Doch seien die literarischen Schwächen dieses Buches nicht verschwiegen. Die Personen werden im Sinne einer einfachen Identifikation der Leser früh als „gut“ oder „böse“ charakterisiert. Erstere sind durchweg liebenswerte, tapfere Menschen mit einer soliden Ethik, und so kommt es unter ihnen sogar zu Liebesbeziehungen; letztere sind arrogante, machtgierige und schmierige Gesellen, denen man lieber nicht begegnen will. Hier ist die Welt sauber getrennt. Außerdem wird Alejandro zumindest implizit als attraktiver Mann dargestellt, und seine Schwester explizit als „sehr schöne“ Frau. Da hat wohl ein verkaufsorientierter Lektor mitgewirkt.

Störend wirkt die sprachliche Konsistenz, die sich in dem stark auf Dialoge setzenden Roman als kontraproduktiv erweist.
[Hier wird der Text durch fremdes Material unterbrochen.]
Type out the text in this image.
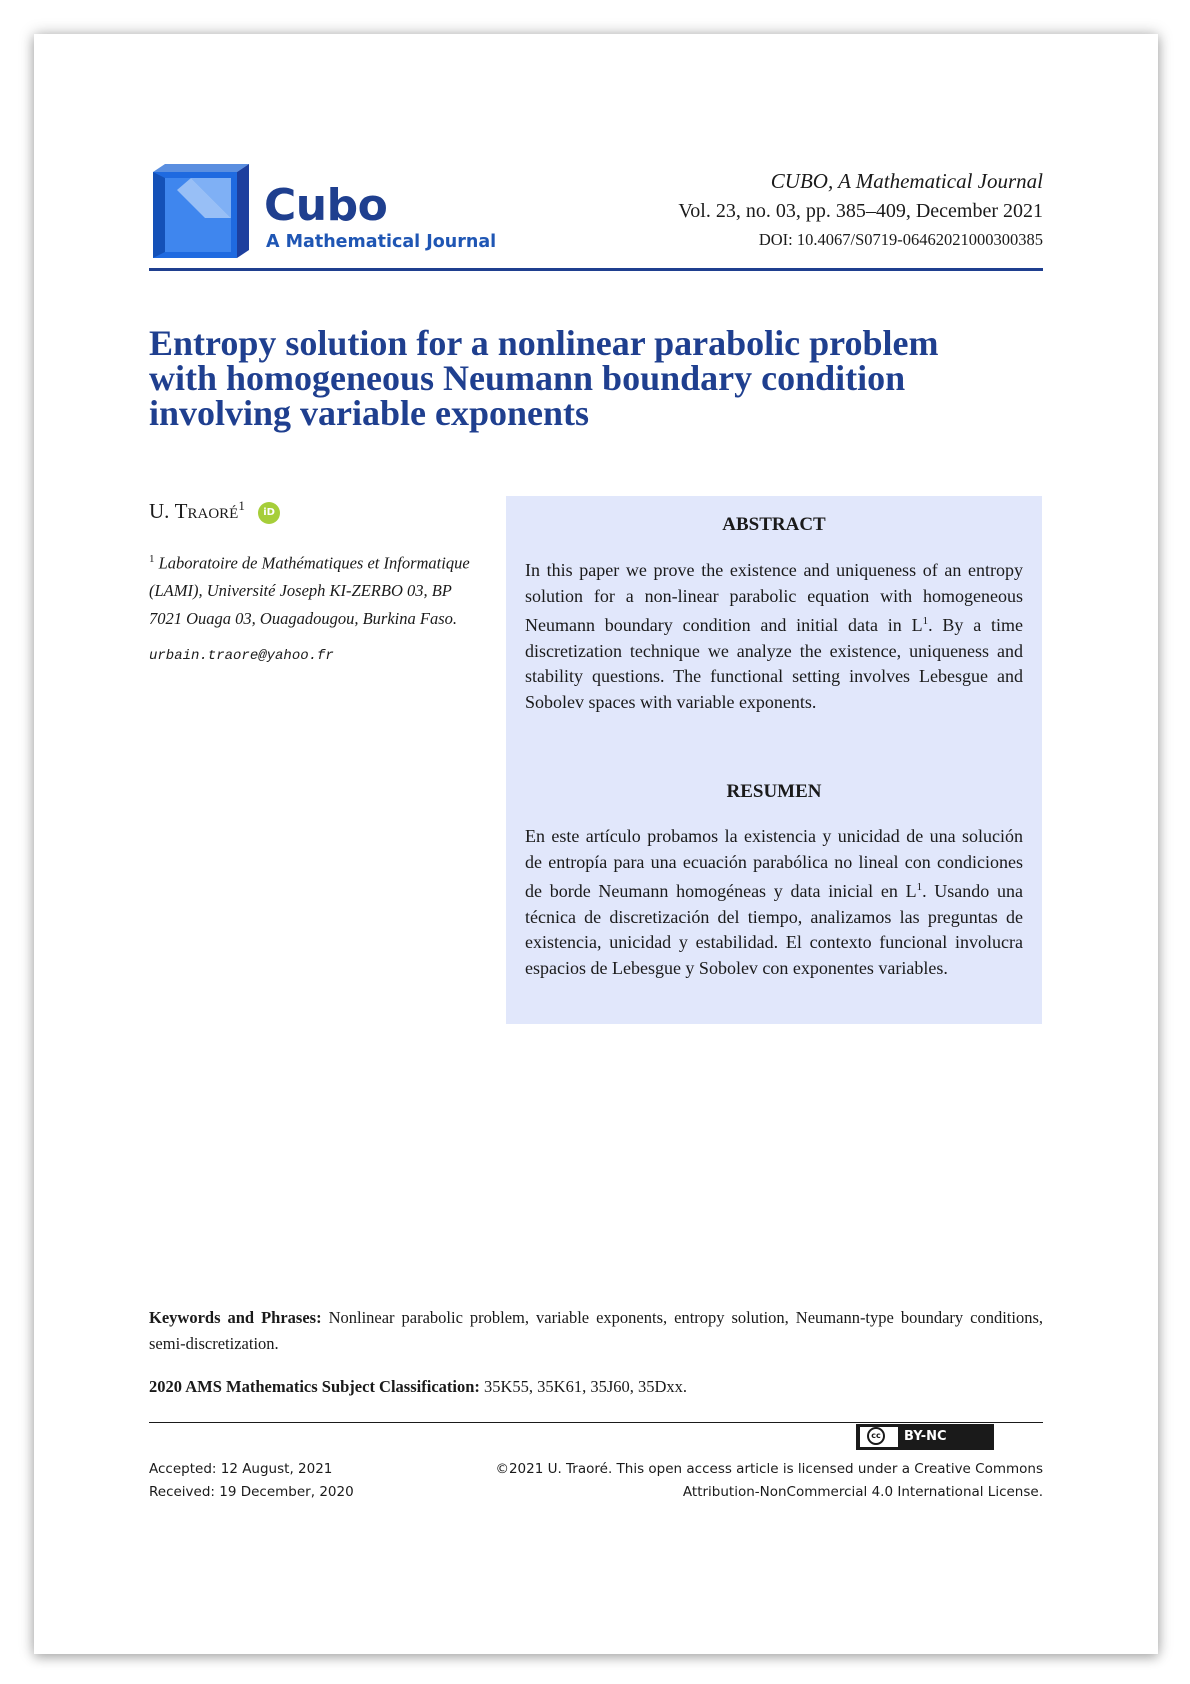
Cubo
A Mathematical Journal
CUBO, A Mathematical Journal
Vol. 23, no. 03, pp. 385–409, December 2021
DOI: 10.4067/S0719-06462021000300385
Entropy solution for a nonlinear parabolic problem
with homogeneous Neumann boundary condition
involving variable exponents
U. Traoré$^1$ iD
$^1$ Laboratoire de Mathématiques et Informatique (LAMI), Université Joseph KI-ZERBO 03, BP 7021 Ouaga 03, Ouagadougou, Burkina Faso.
urbain.traore@yahoo.fr
ABSTRACT
In this paper we prove the existence and uniqueness of an entropy solution for a non-linear parabolic equation with homogeneous Neumann boundary condition and initial data in $L^1$. By a time discretization technique we analyze the existence, uniqueness and stability questions. The functional setting involves Lebesgue and Sobolev spaces with variable exponents.
RESUMEN
En este artículo probamos la existencia y unicidad de una solución de entropía para una ecuación parabólica no lineal con condiciones de borde Neumann homogéneas y data inicial en $L^1$. Usando una técnica de discretización del tiempo, analizamos las preguntas de existencia, unicidad y estabilidad. El contexto funcional involucra espacios de Lebesgue y Sobolev con exponentes variables.
Keywords and Phrases: Nonlinear parabolic problem, variable exponents, entropy solution, Neumann-type boundary conditions, semi-discretization.
2020 AMS Mathematics Subject Classification: 35K55, 35K61, 35J60, 35Dxx.
cc	BY-NC
Accepted: 12 August, 2021
Received: 19 December, 2020
©2021 U. Traoré. This open access article is licensed under a Creative Commons
Attribution-NonCommercial 4.0 International License.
Alle Protagonisten sprechen die Sprache eines engagierten Journalisten mit dreißig Jahren Berufserfahrung, ungeachtet ihrer Herkunft und Bildung. Ein einfacher Hafenarbeiter doziert über die „Gentrifizierung“ des Hafenviertels von Malaga in wohlgeformten Sätzen und unter Gebrauch eben dieses Wortes, und der alte Hausmeister des Kinderheims, der nie sein winziges Dorf verlassen hat, erzählt in ebenso druckreifen Sätzen, wie die kindlichen „Delinquenten“ für kleinste Vergehen bestraft wurden. So muten die meisten Dialoge, auch die der akademisch gebildeten Protagonisten, wie Proseminare über Kindesmissbrauch, Imternethass und Neofaschismus an. Die Gesinnung ist durchaus anerkennenswert, kommt der Qualität des Romans jedoch nicht immer zugute.

Das Buch ist im Rowohlt-Verlag erschienen, umfasst 428 Seiten und kostet 16 Euro.